Fiscal policy is the use of taxation and government spending to deal with economic problems. During times of recession, when business activity is slow, Congress and the president might decrease taxes and increase government spending. More money circulating in the economy creates more demand for goods, more production, and more jobs. To fight inflation (a general rise in prices), the government might increase taxes and decrease government spending.
Monetary policy is under the control of the Federal Reserve System (the Fed), the central bank of the United States. The Fed’s most important monetary tool is open-market operations. Open-market operations occur when the Fed buys or sells government securities, such as bonds. To fight recession, the Fed buys back its securities from investors. This adds cash to the economy so business activity will increase. To fight inflation, the Fed sells additional securities to investors. This removes excess cash from the system and slows the rise of prices.
Taxation: Paying for Government Programs
A tax is a mandatory, or required, payment people make to the government. Individuals and businesses pay taxes to the local, state, and federal government.
Local taxes are used mainly to take care of local needs such as education and public safety. The property tax is the most important local tax because it raises the most money for towns or cities. A property tax requires people with major assets-mainly their homes-to pay a tax on these assets each year.

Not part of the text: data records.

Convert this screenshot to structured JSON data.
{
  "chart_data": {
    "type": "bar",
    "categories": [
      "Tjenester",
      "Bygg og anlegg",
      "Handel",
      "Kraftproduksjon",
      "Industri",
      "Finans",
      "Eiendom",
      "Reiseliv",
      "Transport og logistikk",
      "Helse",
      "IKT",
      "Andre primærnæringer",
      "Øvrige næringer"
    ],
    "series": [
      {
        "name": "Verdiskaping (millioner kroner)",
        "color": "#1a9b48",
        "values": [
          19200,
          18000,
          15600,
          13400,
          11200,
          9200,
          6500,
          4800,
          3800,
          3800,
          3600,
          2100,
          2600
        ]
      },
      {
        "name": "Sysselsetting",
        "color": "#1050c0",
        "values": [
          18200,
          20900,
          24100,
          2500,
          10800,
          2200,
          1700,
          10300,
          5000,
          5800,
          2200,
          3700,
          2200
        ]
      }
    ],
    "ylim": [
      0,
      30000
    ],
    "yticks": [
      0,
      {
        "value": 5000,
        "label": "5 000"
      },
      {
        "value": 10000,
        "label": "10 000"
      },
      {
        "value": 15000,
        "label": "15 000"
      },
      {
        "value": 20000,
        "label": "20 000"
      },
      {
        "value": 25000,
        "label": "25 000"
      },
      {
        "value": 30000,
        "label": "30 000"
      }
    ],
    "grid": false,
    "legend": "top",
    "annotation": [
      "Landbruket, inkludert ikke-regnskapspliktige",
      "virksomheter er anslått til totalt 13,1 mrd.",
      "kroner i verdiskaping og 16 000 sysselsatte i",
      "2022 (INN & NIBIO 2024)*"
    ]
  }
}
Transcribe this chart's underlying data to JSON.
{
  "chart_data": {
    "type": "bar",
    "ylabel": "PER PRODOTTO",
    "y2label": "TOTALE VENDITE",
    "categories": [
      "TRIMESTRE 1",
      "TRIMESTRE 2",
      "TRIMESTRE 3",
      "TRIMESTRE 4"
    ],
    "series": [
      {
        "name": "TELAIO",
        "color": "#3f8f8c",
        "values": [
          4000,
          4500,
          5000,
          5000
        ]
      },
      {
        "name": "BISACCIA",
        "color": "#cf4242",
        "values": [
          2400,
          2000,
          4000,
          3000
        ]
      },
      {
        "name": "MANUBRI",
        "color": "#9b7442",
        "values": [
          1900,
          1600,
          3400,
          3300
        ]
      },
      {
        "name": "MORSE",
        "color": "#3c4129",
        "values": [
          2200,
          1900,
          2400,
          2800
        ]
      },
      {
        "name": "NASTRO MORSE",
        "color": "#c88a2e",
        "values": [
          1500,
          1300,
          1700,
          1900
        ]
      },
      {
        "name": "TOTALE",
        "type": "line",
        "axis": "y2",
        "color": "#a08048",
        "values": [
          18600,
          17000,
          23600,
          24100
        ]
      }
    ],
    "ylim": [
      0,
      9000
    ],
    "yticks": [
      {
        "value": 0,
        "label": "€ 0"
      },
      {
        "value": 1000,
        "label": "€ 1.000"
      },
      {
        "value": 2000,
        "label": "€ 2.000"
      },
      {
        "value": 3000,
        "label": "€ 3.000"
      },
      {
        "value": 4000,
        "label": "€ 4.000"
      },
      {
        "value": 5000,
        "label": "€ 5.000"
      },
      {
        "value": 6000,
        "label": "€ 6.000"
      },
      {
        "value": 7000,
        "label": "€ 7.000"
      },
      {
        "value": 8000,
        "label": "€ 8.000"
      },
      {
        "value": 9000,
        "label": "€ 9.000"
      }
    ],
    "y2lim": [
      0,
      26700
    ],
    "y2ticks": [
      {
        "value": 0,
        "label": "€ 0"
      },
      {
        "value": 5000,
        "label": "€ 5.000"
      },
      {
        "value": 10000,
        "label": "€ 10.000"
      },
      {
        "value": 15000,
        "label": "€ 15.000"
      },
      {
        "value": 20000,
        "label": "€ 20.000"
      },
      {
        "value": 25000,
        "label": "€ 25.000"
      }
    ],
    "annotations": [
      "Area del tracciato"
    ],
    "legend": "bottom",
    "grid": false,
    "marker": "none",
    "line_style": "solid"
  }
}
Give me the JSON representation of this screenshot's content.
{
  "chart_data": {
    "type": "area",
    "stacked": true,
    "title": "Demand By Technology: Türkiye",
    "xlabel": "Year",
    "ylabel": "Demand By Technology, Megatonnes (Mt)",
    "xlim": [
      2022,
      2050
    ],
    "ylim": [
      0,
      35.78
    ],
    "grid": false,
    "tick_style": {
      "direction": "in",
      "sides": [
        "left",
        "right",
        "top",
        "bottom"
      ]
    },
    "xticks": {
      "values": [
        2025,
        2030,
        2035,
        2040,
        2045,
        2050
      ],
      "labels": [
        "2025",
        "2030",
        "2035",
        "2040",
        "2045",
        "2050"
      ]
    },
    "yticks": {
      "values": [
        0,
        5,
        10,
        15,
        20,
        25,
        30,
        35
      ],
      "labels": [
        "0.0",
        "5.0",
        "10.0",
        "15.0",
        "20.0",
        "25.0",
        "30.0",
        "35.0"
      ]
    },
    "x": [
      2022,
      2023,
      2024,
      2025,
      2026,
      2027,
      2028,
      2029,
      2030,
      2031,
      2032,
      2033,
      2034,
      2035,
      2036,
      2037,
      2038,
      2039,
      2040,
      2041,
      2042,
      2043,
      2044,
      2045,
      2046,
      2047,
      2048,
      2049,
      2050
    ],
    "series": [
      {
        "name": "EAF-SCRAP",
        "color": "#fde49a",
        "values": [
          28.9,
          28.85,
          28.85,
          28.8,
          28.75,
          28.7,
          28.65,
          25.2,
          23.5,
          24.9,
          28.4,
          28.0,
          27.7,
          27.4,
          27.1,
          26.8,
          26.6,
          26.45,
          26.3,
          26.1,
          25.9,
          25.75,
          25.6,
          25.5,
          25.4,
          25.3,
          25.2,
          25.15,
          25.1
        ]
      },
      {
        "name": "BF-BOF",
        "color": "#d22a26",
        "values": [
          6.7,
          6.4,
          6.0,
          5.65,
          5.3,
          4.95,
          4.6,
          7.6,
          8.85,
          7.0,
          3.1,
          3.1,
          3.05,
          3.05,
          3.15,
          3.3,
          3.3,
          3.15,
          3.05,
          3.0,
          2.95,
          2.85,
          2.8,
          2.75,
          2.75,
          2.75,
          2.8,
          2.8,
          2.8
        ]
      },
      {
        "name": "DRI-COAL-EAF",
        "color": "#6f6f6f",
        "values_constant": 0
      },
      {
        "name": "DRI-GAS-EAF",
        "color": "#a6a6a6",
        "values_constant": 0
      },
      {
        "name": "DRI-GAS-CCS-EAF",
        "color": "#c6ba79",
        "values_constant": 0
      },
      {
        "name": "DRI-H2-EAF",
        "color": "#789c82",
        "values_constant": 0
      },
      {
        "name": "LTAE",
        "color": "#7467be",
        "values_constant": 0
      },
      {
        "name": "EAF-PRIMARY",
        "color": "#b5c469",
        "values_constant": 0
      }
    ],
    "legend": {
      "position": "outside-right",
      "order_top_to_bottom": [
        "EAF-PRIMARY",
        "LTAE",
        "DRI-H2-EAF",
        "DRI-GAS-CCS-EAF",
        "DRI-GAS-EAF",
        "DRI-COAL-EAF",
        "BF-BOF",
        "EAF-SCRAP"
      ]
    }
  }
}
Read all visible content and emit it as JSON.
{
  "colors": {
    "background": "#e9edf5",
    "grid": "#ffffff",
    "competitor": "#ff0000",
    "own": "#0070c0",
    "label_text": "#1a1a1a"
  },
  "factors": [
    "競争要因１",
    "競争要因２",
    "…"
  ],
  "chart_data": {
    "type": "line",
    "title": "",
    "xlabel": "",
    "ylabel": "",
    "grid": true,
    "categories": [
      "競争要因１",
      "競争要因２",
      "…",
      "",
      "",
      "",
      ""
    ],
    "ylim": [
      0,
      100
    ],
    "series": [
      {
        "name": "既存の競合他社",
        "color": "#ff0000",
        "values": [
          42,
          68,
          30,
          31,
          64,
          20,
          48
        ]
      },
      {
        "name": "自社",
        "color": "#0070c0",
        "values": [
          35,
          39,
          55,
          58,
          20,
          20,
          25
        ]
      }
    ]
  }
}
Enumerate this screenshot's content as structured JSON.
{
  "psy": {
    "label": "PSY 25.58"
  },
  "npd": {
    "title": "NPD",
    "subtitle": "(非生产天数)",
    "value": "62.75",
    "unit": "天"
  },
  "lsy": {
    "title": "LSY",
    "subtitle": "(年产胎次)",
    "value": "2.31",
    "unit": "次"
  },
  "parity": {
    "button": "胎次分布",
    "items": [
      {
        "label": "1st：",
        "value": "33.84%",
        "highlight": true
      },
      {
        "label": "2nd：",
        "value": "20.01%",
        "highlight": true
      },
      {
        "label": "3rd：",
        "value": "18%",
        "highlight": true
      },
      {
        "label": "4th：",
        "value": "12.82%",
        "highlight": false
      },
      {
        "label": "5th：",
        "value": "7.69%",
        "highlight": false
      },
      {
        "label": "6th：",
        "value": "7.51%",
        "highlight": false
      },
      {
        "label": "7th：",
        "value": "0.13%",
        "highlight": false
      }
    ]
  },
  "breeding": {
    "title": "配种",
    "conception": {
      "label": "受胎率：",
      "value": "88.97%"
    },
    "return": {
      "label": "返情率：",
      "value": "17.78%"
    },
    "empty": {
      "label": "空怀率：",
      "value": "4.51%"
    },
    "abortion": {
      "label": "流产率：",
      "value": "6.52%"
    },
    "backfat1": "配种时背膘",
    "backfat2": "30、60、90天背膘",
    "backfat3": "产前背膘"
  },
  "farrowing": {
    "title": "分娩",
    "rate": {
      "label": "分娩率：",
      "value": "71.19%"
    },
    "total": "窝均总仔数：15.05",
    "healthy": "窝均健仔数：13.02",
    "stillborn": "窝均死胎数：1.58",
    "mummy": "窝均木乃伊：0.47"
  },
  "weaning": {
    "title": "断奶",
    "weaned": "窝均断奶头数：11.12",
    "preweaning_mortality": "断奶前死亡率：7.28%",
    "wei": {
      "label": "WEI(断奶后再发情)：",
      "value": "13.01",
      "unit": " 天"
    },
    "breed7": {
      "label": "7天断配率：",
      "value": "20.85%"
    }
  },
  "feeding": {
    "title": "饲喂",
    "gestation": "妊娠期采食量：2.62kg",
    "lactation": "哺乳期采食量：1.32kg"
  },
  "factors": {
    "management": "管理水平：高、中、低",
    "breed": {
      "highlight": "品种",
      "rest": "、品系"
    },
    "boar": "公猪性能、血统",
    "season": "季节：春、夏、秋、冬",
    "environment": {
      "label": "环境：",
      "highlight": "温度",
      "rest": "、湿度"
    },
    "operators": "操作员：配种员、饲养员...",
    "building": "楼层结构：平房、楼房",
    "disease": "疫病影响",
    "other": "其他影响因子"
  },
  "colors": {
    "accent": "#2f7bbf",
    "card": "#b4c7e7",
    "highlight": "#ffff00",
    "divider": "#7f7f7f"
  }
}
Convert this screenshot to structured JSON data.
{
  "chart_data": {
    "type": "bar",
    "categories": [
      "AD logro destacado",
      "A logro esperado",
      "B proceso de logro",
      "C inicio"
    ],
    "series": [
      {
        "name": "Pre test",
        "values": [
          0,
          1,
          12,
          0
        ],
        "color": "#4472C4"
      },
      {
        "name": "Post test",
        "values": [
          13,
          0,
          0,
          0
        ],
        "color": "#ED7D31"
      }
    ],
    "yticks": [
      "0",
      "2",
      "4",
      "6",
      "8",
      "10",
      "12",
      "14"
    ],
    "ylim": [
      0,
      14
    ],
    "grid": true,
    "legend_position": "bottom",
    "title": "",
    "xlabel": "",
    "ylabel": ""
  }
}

State taxes are used to take care of state and local needs such as highways, education, and the criminal justice system. Most state tax revenues come from three taxes: state income tax, state sales tax, and excise taxes. State income taxes vary. Typically, the tax consists of a percent of the worker’s wage. The state sales tax requires people who purchase certain goods to pay a percent of the purchase price as a tax. Some states exempt items such as food and medication from the sales tax so that the tax is less of a burden on• the poor. The excise tax is a tax on a specific item. Many states impose excise taxes on cigarettes, alcohol, and gasoline.
Federal taxes are used mainly to pay for major federal programs, such as national defense, Social Security benefits, and Medicare and Medicaid programs. Most federal revenues come from three taxes: the personal income tax, social insurance taxes, and corporate income tax. The personal income tax raises the most money for the federal government. It is a progressive tax, which means that people with higher incomes pay a higher percent of their income in taxes. Social insurance taxes, such as the Social Security and Medicare tax, take a percent from wage earners’ paychecks. The corporate income tax takes a portion of corporation profits.